Go to jail. Go directly to jail. Do not pass go. Do not collect $200.00.

Drat!

There are a few board games that virtually everyone has played. At some point you took the box out of the closet, put it on the kitchen table, opened it up and....there it is: stacks and stacks of money! But to keep that money? And to get everyone else's?

Well, grab the race car...or the thimble...or the shoe, and off we go!

It's a great memory for many of us, sitting around the table with Dad, Mom, Brother, Sister and spending an hour (no wait, that isn't right...hours!) buying property, collecting rent, trading spaces on that magical Monopoly board.

And now, Monopoly turns 80! What do ya say? To celebrate, let's buy Reading Railroad!

One of America’s most popular board games, Monopoly, celebrates its 80th birthday this year. The Smithsonian has a copy of the game in its “American Enterprise” exhibit that dates back to the 1940s.

Charles S. Darrow filed the copyright on the board game and received it on December 31, 1935. The game was already a financial success for him because he sold his rights to the game to Parker Brothers, who started manufacturing the game as soon as it became theirs. By Christmas of that year, Parker Brothers had sold a quarter of a million copies of the game.
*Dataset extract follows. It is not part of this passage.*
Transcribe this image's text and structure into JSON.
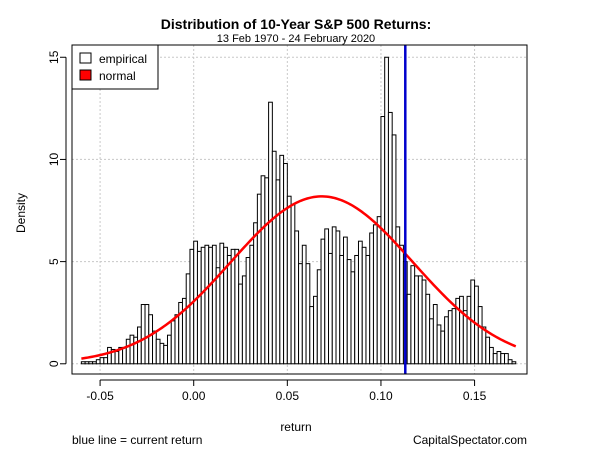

By the same time the next year, that number had more than doubled, to 1.8 million copies, providing them a profit margin of two million dollars.

It is interesting to note that the Darrow game was heavily influenced by The Landlord’s Game, a game created by Elizabeth Magie and patented in 1903. Since the advent of Darrow’s game through Parker Brothers, other games have tried to pass it in popularity. There was even one released in the 1970s by economist Ralph Anspach called Anti-Monopoly. The objective of that game was that the players were lawyers trying to break up monopolies.

Parker Brothers filed a complaint against Anspach for violating their trademark, but he did retain his right to sell Anti-Monopoly.